Une manœuvre parfaitement loupée

Le Premier ministre a fait une erreur de calcul, estime Spotmedia :

«Benyamin Nétanyahou, qui s'attendait à ce que la contestation décline toute seule et à ce que la population ait d'autres chats à fouetter, a en réalité déclenché un effet boule de neige : les revendications dépassent désormais la seule question de la justice. Les politologues en Israël évoquent la nécessité de disposer d'une Constitution solide pour empêcher de nouveaux abus de pouvoir et sanctionner les dérives radicales du gouvernement.»

Cicero (DE) /

Les deux camps doivent se rapprocher

Cicero insiste sur la nécessité d'une réforme de la Cour suprême :

«Israël n'a pas de Constitution écrite, les juges suprêmes se réfèrent donc à diverses 'lois fondamentales' prises à part qui n'ont pas de valeur constitutionnelle. Cela signifie que les décisions de la Cour sont à l'image des convictions politiques subjectives des juges, qui appartiennent presque tous sans exception à une bourgeoisie de gauche d'influence européenne. ... Et comme le tribunal dispose même d'un droit de veto sur la nomination de nouveaux juges, il n'a aucun intérêt à ce que les choses changent. ... Voilà donc une raison suffisante pour que le gouvernement et l'opposition se tendent la main afin de trouver un compromis qui permette les réformes nécessaires et évite les excès de la proposition du gouvernement.»

Politiken (DK) /

Pas de véritable progrès sans Constitution

Politiken appelle à ne pas crier victoire trop vite :

«Nous avons gagné une bataille, mais pas la guerre pour l'avenir d'Israël. Car la crise a révélé les principales lacunes des structures institutionnelles démocratiques du pays, auxquelles il convient de remédier. ... Le jeune Etat pionnier d'autrefois est devenu une superpuissance régionale. Il est intolérable qu'Israël ne dispose pas d'une Constitution qui établisse une fois pour toutes la séparation des pouvoirs entre le Parlement et les tribunaux. Le gouvernement doit corriger ce délit d'omission. La population israélienne au sens large doit quant à elle combattre les colons et les juifs ultra-orthodoxes sur le terrain politique et moral.»

Denik N (CZ) /

Un report qui ne mettra pas fin à la crise

Deník N craint que Nétanyahou ne démorde pas de sa réforme :

«Le Premier ministre à être resté le plus longtemps au pouvoir en Israël est le premier obstacle à l'apaisement de la situation. ... Nétanyahou, qui, contrairement à David Ben Gourion, le fondateur de l'Etat hébreu moderne, n'a pas su quitter la politique au bon moment, a d'abord un intérêt personnel à mener la réforme : il est lui-même accusé de corruption et d'abus de pouvoir. Une réforme de la justice l'affranchirait de ses problèmes avec la loi et permettrait à ses partenaires radicaux d'accomplir des changements dont ils rêvent depuis longtemps, mais que la Cour suprême leur refuse jusque-là. Le prix de leur politique intérieure cynique, c'est le risque de saper l'unique démocratie viable au Proche-Orient.»

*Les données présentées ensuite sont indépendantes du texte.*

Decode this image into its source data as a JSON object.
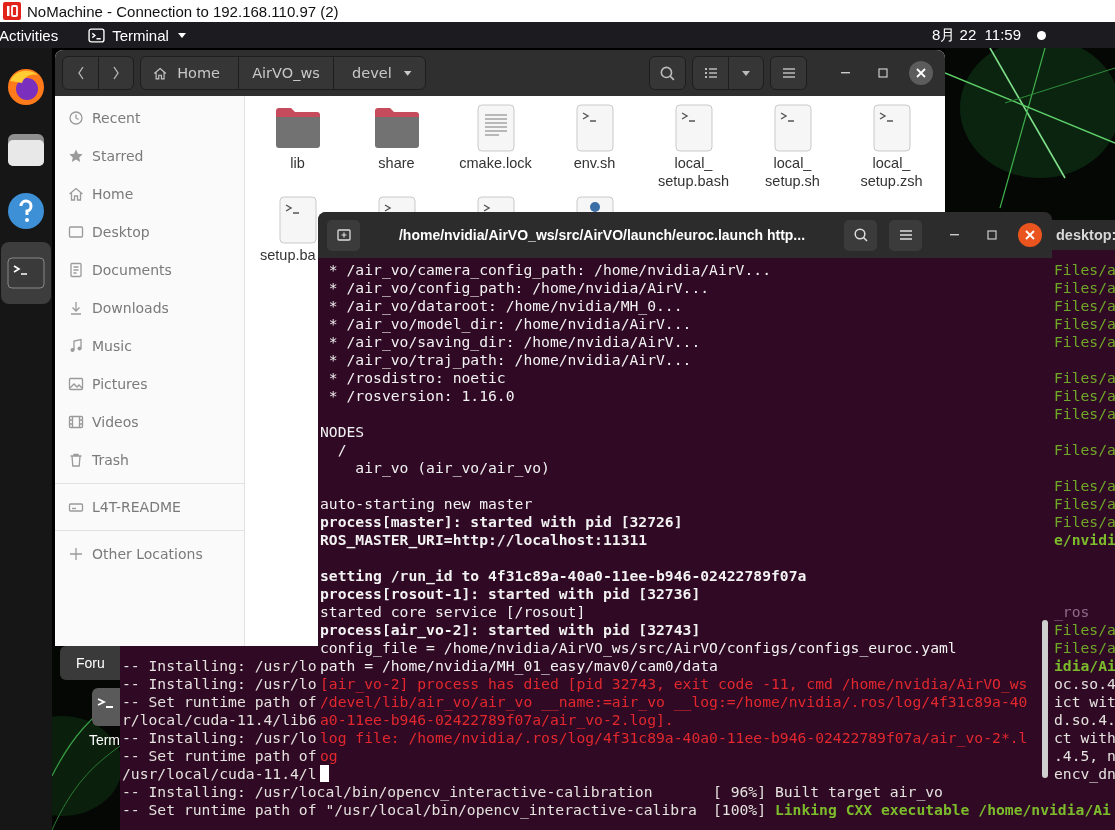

Corriere della Sera (IT) /

Le nouveau sentiment national, une force motrice

Corriere della Sera fait l'analyse suivante :

«Depuis près de quatre mois manifestent des centaines de milliers de personnes, parmi lesquelles des familles jusque-là apolitiques, aux côtés de militants, de représentants de l'opposition et de conservateurs modérés. Elles sont chaque jour plus nombreuses. Les organisateurs de la contestation, qui incarnent un camp de centre-gauche accusé depuis des années de ne rien entendre au patriotisme, admettent qu'ils redécouvrent les couleurs du drapeau national. Et c'est la référence à ce tissu identitaire - auparavant revendiqué exclusivement par les forces de droite - qui donne aux évènements actuels une dimension exceptionnelle et poignante, dans un pays qui n'a jamais été confronté à une opposition interne aussi radicale.»